Several other School Board members say they are also open to such a policy.

“It’s really bad out there,” board member Nora Rupert said.

The issue would likely need to be bargained with employee groups. Broward Teachers Union President Anna Fusco said she supports the idea.

“We are going to talk about this. We have requested a meeting and they are scheduling it,” Fusco said in a text.

Palm Beach County School Board Chairman Frank Barbieri said he hasn’t heard Superintendent Michael Burke mention an adults-only mask policy, but Justin Katz, president of the Classroom Teachers Association, said, “We’re hearing that’s something being entertained by the district.”

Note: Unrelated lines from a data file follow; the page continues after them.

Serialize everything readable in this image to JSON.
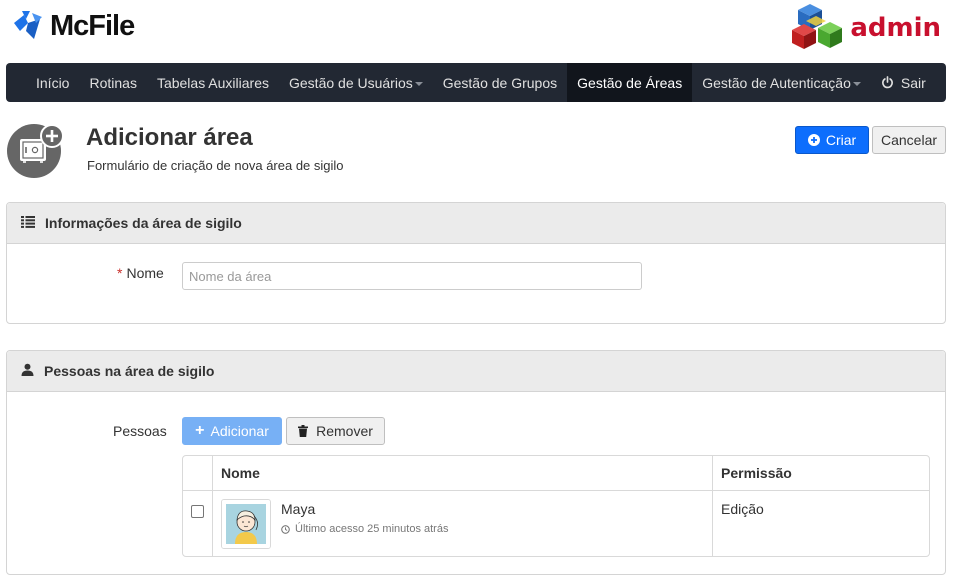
{
  "header": {
    "brand": "McFile",
    "admin_label": "admin"
  },
  "nav": {
    "items": [
      {
        "label": "Início"
      },
      {
        "label": "Rotinas"
      },
      {
        "label": "Tabelas Auxiliares"
      },
      {
        "label": "Gestão de Usuários"
      },
      {
        "label": "Gestão de Grupos"
      },
      {
        "label": "Gestão de Áreas"
      },
      {
        "label": "Gestão de Autenticação"
      }
    ],
    "active": "Gestão de Áreas",
    "logout": "Sair"
  },
  "page": {
    "title": "Adicionar área",
    "subtitle": "Formulário de criação de nova área de sigilo",
    "create_label": "Criar",
    "cancel_label": "Cancelar"
  },
  "info_panel": {
    "title": "Informações da área de sigilo",
    "required_mark": "*",
    "name_label": "Nome",
    "name_value": "",
    "name_placeholder": "Nome da área"
  },
  "people_panel": {
    "title": "Pessoas na área de sigilo",
    "people_label": "Pessoas",
    "add_label": "Adicionar",
    "remove_label": "Remover",
    "columns": {
      "name": "Nome",
      "permission": "Permissão"
    },
    "rows": [
      {
        "name": "Maya",
        "last_access": "Último acesso 25 minutos atrás",
        "permission": "Edição",
        "checked": false
      }
    ]
  },
  "colors": {
    "navbar": "#222833",
    "primary": "#0d6efd",
    "add_button": "#77b0f5",
    "admin_red": "#c8102e"
  }
}
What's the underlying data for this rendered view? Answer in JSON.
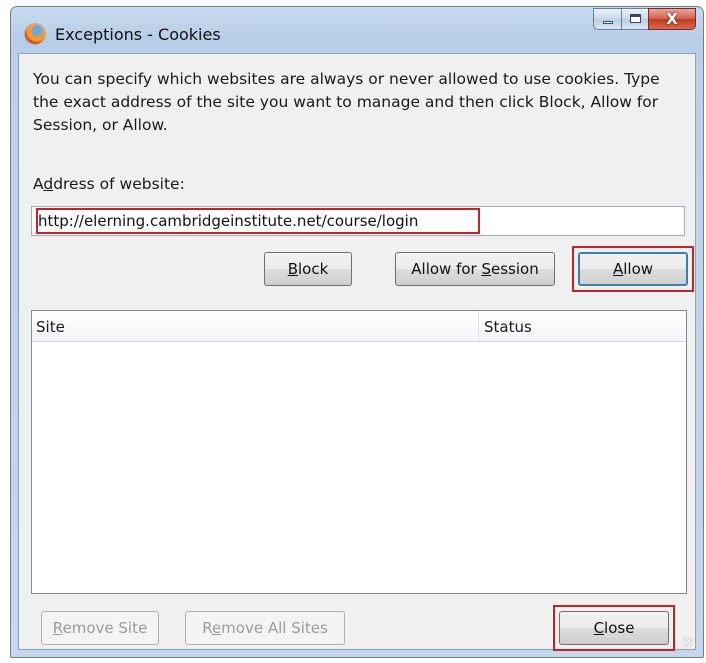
{
  "window": {
    "title": "Exceptions - Cookies",
    "icon": "firefox-icon",
    "minimize_glyph": "",
    "maximize_glyph": "",
    "close_glyph": "X"
  },
  "intro_text": "You can specify which websites are always or never allowed to use cookies. Type the exact address of the site you want to manage and then click Block, Allow for Session, or Allow.",
  "address": {
    "label_pre": "A",
    "label_key": "d",
    "label_post": "dress of website:",
    "value": "http://elerning.cambridgeinstitute.net/course/login"
  },
  "buttons": {
    "block_key": "B",
    "block_rest": "lock",
    "session_pre": "Allow for ",
    "session_key": "S",
    "session_rest": "ession",
    "allow_key": "A",
    "allow_rest": "llow",
    "remove_site_key": "R",
    "remove_site_rest": "emove Site",
    "remove_all_pre": "R",
    "remove_all_key": "e",
    "remove_all_rest": "move All Sites",
    "close_key": "C",
    "close_rest": "lose"
  },
  "sites_table": {
    "columns": [
      "Site",
      "Status"
    ],
    "rows": []
  },
  "colors": {
    "highlight_red": "#c3222a",
    "title_bar": "#bcd1e9",
    "dialog_bg": "#f0f0f0"
  }
}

Katz said the union has no official position, but he’s skeptical about how effective such a mandate would be.

“It would be mandating masks for mostly vaccinated people, the adults in the building, when you’ve got hundreds or thousands of people, the students, who are not vaccinated,” Katz said. “It seems like putting a Band-Aid on a serious injury.”

Katz said it could also be difficult to enforce for parents coming onto campus.

“If they refuse to wear masks, are you going to turn a parent away from a parent-teacher conference?” Katz asked.